JasonA picture JasonA · Mar 22, 2012 · Viewed 13k times · Source

I'm trying to write a pig latin script to pull the count of a dataset that I've filtered.

Here's the script so far:

/* scans by title */

scans           = LOAD '/hive/scans/*' USING PigStorage(',') AS (thetime:long,product_id:long,lat:double,lon:double,user:chararray,category:chararray,title:chararray);
productscans    = FILTER scans BY (title MATCHES 'proactiv');
scancount       = FOREACH productscans GENERATE COUNT($0);
DUMP scancount;

For some reason, I get the error:

Could not infer the matching function for org.apache.pig.builtin.COUNT as multiple or none of them fit. Please use an explicit cast.

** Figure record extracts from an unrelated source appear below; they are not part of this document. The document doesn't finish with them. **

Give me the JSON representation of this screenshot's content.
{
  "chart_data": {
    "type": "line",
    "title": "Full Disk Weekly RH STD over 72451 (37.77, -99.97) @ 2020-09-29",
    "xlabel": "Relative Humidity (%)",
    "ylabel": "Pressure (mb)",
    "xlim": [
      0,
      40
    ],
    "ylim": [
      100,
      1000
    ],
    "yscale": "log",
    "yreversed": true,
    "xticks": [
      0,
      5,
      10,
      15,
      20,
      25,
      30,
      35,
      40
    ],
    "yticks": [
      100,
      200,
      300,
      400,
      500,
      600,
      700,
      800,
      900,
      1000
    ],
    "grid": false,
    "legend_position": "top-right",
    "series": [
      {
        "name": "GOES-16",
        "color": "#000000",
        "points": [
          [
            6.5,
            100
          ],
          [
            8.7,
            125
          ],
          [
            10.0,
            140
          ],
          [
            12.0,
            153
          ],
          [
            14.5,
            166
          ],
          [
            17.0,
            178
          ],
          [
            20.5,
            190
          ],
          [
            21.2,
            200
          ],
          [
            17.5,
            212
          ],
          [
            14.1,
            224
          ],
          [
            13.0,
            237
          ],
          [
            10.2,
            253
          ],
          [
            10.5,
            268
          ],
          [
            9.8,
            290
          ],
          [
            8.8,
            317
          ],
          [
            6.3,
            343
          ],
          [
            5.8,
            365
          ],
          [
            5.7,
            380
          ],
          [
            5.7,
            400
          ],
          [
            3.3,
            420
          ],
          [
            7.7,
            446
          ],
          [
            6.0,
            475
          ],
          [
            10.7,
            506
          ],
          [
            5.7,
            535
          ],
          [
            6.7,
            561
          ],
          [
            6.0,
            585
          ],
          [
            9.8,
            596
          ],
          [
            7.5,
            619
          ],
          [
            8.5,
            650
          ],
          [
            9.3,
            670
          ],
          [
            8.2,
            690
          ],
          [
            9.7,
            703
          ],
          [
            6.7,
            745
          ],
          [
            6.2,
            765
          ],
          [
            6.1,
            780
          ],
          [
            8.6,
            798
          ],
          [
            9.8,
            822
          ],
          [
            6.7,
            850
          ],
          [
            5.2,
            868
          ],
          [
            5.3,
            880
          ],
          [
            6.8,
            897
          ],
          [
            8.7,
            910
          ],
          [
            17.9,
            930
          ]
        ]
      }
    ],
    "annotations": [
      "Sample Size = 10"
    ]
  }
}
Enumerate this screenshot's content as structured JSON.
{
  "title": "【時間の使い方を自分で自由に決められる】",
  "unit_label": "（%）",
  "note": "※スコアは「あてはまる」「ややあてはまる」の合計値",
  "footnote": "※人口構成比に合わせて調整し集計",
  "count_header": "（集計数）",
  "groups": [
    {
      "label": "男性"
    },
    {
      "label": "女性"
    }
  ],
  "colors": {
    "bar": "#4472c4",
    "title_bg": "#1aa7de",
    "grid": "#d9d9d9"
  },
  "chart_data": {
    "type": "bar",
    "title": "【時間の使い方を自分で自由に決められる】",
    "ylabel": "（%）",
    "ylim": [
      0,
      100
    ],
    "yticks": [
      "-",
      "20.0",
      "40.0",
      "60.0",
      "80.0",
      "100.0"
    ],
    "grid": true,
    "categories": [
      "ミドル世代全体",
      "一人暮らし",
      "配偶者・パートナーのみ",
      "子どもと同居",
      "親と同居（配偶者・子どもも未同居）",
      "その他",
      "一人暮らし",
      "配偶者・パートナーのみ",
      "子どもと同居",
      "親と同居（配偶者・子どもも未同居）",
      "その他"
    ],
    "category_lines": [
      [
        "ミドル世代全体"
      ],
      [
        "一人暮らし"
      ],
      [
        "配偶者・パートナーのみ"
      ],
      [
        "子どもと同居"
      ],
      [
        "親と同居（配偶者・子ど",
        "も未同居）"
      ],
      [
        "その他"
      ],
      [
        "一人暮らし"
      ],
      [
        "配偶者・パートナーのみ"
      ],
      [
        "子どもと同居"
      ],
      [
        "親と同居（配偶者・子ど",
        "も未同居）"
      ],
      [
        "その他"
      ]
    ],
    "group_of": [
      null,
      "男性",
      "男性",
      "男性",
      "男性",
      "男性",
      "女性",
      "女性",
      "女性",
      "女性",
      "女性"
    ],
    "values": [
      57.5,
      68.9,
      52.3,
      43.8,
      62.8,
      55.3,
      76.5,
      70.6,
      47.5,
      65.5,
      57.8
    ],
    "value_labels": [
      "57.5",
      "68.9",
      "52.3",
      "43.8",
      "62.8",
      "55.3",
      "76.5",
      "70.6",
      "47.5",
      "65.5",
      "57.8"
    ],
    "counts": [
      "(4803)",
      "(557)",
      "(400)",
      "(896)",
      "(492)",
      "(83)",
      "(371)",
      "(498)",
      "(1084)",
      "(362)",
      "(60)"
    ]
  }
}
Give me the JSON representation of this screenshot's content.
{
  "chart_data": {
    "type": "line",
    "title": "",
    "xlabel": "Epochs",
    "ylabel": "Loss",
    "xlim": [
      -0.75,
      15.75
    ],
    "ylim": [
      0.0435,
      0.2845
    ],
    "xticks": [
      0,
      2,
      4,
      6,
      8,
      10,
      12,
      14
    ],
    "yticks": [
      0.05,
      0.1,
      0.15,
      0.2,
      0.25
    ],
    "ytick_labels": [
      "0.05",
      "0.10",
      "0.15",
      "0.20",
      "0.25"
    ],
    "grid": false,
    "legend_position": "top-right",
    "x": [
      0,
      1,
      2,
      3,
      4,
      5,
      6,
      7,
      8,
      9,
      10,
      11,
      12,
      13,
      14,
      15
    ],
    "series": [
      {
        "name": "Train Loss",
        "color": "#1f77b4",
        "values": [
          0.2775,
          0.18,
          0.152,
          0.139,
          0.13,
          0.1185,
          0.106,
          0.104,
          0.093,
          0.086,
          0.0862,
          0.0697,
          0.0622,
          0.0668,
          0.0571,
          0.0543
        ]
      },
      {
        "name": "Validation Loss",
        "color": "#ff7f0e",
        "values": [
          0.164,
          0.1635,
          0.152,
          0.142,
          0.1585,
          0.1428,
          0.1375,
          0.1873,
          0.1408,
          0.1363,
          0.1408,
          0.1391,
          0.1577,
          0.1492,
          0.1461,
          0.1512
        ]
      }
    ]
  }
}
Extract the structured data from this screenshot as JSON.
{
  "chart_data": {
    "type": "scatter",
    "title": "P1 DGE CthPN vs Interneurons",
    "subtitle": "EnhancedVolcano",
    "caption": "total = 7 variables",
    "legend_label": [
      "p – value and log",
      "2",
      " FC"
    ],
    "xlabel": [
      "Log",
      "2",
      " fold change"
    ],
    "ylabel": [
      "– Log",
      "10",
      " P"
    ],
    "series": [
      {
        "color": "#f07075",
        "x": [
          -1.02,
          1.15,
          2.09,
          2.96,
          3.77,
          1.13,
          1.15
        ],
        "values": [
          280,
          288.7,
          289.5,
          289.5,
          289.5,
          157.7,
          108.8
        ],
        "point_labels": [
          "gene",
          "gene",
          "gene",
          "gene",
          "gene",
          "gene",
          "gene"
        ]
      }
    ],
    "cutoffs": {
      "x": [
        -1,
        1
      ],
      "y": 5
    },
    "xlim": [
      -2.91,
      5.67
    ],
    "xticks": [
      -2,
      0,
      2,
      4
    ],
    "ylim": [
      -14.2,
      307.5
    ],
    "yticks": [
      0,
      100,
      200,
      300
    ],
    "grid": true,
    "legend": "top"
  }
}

What am I doing wrong here? I'm assuming it has something to do with the type of the field I'm passing in, but I can't seem to resolve this.

TIA, Jason

Answer

Chris White picture Chris White · Mar 23, 2012

Is this what you're looking for (group by all to bring everything into one bag, then count the items):

scans           = LOAD '/hive/scans/*' USING PigStorage(',') AS (thetime:long,product_id:long,lat:double,lon:double,user:chararray,category:chararray,title:chararray);
productscans    = FILTER scans BY (title MATCHES 'proactiv');
grouped         = GROUP productscans ALL;
count           = FOREACH grouped GENERATE COUNT(productscans);
dump count;